Overdraft Facility in India: How It Works & Types
Last verified: June 2026, against RBI norms and standard lending practice. Rates, LTV and terms vary by lender and change — confirm current terms before borrowing. General information, not financial advice.
An overdraft (OD) lets you withdraw more than your account balance up to a sanctioned limit — and you pay interest only on what you actually use. It’s a flexible way to handle short-term cash gaps.
How an overdraft works
The bank sets an OD limit; you can draw from it as needed, repay, and draw again (revolving). Interest is charged only on the amount used, for the days used — not on the full limit. That makes an OD cheaper than a term loan for short, uncertain needs.
Types of overdraft
- Against fixed deposit: borrow against your FD (often up to ~90% of it) at a low rate, without breaking the FD.
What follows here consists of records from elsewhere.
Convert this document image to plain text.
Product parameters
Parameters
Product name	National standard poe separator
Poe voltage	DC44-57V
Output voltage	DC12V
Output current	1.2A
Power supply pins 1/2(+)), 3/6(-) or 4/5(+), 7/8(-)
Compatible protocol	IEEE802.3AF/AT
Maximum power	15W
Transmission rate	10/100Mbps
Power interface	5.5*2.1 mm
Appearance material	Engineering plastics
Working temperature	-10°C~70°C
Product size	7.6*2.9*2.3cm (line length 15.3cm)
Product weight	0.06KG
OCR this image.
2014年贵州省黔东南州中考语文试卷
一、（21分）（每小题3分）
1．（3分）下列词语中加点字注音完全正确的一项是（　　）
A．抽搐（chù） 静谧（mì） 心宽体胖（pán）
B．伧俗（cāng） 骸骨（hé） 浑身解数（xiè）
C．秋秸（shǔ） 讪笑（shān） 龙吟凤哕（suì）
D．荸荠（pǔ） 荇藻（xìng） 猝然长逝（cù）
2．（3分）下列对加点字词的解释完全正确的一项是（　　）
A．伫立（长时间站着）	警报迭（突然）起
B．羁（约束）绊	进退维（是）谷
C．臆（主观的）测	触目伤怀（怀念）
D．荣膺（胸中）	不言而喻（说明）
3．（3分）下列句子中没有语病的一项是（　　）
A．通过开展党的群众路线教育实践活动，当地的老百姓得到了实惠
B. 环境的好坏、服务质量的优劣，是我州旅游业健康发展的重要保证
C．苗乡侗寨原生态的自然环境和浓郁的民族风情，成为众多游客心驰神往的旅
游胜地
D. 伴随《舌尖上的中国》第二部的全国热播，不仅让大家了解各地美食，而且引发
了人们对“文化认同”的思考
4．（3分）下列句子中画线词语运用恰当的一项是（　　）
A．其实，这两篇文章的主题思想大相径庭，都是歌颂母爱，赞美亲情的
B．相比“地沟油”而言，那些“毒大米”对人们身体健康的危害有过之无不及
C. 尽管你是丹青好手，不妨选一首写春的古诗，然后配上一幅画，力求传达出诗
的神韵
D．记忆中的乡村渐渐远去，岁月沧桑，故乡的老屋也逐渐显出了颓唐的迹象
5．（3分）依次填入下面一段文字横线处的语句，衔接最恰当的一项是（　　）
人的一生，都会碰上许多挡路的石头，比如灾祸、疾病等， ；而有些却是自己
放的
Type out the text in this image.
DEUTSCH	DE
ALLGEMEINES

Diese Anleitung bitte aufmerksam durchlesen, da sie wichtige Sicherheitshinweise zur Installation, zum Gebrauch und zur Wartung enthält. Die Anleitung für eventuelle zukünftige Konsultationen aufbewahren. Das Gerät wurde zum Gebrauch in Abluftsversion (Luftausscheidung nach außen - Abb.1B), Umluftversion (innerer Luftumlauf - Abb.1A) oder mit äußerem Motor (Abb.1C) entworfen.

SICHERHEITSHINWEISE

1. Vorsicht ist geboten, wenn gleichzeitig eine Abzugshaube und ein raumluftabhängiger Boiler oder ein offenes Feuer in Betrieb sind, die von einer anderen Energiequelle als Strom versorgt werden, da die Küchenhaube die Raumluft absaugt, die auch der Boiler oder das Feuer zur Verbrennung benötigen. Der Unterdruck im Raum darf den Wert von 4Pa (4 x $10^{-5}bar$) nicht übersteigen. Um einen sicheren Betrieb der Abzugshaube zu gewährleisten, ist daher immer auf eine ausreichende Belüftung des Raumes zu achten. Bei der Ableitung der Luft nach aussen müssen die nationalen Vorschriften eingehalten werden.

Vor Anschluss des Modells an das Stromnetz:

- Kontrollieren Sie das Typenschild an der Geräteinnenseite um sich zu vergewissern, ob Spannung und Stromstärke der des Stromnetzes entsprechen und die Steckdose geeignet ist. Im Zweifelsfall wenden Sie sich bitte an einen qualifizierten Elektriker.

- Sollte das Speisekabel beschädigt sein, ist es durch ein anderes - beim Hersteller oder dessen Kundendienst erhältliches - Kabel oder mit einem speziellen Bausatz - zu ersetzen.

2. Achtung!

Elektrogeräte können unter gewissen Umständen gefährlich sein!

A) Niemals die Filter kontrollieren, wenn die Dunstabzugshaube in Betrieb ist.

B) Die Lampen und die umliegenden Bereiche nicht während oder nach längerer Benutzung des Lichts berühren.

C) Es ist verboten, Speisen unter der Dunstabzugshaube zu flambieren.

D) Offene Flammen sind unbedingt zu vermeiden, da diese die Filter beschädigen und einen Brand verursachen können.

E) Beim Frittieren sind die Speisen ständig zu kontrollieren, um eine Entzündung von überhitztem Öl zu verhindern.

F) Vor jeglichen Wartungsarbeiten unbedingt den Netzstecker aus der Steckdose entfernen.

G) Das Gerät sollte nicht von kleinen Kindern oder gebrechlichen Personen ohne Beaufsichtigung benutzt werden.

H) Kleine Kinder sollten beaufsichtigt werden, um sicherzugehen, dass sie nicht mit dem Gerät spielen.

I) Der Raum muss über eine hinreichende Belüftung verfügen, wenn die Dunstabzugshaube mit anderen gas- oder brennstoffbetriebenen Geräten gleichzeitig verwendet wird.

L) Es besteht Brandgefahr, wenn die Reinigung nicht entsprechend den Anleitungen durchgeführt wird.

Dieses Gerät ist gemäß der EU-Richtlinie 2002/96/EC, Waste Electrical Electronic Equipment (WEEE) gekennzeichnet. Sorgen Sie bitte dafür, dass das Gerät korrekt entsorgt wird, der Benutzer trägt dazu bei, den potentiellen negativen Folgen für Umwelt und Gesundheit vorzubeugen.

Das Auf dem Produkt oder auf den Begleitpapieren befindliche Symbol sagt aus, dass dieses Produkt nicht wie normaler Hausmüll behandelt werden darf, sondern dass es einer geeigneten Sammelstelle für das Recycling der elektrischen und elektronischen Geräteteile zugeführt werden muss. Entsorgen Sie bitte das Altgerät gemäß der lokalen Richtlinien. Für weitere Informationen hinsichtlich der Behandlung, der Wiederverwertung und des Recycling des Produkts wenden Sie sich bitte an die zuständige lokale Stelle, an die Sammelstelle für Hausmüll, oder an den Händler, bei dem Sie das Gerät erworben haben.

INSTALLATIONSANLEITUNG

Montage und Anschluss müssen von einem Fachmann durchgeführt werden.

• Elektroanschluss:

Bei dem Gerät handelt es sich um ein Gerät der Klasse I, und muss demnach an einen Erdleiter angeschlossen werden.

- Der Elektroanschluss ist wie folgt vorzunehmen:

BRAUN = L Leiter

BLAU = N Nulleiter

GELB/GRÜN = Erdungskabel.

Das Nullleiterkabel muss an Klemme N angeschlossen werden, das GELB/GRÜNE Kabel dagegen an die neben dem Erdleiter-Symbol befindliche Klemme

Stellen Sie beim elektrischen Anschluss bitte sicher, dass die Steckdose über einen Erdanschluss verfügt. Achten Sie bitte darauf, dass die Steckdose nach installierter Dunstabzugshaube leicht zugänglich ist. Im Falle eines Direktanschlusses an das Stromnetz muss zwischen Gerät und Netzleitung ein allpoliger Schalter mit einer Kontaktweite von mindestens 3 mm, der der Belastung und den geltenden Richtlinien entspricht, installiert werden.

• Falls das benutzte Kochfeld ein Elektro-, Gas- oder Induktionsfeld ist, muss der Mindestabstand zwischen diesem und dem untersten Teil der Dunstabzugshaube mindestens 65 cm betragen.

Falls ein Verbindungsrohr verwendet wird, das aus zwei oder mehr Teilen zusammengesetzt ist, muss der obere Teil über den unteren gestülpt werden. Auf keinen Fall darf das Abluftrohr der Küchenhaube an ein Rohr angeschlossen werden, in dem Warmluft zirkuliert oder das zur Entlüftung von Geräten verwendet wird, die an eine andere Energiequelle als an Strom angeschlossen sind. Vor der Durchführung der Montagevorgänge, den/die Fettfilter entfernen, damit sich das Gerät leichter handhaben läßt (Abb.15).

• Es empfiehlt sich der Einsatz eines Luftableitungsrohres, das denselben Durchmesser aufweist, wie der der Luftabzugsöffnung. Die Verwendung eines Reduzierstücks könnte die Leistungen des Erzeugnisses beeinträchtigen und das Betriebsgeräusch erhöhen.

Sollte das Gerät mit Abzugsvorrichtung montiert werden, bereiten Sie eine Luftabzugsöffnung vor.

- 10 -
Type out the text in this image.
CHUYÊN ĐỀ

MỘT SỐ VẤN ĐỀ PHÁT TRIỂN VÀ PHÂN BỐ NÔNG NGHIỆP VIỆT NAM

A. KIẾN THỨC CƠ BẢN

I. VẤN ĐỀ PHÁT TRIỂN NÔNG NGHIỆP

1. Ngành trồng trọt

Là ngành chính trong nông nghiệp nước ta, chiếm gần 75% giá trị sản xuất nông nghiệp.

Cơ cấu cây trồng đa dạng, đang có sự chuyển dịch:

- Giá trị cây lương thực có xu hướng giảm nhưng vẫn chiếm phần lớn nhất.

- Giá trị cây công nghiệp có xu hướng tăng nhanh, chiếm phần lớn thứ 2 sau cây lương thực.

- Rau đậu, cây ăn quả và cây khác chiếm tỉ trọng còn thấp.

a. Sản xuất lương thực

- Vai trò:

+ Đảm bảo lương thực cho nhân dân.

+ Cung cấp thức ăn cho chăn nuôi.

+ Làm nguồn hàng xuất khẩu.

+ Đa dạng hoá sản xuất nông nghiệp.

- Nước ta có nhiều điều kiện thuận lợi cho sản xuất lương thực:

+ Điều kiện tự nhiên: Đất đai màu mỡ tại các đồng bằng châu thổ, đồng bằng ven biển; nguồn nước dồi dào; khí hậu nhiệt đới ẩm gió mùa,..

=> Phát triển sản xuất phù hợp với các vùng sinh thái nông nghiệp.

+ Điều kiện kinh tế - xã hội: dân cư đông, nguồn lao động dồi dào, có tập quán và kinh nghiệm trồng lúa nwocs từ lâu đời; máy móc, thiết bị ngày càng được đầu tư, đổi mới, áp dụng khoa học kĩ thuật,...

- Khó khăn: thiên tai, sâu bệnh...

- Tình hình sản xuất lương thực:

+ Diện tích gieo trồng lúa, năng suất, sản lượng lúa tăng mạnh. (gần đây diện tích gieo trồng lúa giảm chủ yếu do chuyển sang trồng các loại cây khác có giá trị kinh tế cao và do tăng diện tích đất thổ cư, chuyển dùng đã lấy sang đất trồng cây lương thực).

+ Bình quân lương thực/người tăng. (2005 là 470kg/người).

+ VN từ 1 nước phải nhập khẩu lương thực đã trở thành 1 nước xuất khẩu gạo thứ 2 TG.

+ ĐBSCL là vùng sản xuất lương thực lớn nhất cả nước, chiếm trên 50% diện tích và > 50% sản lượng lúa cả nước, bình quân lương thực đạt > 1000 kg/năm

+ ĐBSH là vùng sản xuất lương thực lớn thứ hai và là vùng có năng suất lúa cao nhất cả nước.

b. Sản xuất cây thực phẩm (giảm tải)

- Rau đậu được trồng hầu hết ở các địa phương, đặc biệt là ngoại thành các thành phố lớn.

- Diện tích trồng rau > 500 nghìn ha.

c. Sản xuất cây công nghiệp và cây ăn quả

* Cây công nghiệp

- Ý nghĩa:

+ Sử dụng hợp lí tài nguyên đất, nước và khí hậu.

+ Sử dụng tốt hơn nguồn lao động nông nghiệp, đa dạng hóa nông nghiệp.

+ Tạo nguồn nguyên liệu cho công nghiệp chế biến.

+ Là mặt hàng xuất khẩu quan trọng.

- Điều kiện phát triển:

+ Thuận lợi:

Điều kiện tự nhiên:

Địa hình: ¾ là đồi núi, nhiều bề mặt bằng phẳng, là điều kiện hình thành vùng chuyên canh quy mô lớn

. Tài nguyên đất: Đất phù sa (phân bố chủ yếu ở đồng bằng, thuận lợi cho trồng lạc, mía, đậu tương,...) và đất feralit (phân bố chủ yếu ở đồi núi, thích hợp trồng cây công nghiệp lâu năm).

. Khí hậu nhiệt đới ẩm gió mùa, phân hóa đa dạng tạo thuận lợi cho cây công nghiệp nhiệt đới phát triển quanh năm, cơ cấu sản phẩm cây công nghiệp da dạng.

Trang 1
- Against salary: some banks offer a pre-set OD to salary-account holders.
- Against securities/property: higher limits secured by shares, mutual funds or property.
- Unsecured OD: based on your profile, at a higher rate.
Overdraft vs personal loan
A personal loan gives a lump sum repaid in fixed EMIs with interest on the whole amount. An OD gives a flexible limit with interest only on usage — better when you need funds on and off rather than one lump sum. For a lump-sum need, a term loan may be cheaper.
Costs to check
Interest rate, processing/renewal fee, and any minimum-usage charges. An OD against your own FD is usually the cheapest form. Don’t treat the limit as free money — it’s debt, and interest adds up if you stay drawn for long.
FAQs
Do I pay interest on the full overdraft limit?
No — only on the amount you actually use, for the days you use it.
What is an overdraft against FD?
Borrowing against your fixed deposit (often up to ~90%) at a low rate, without breaking the FD.
Overdraft or personal loan?
OD suits flexible, on-and-off needs; a personal loan suits a one-time lump sum repaid in EMIs.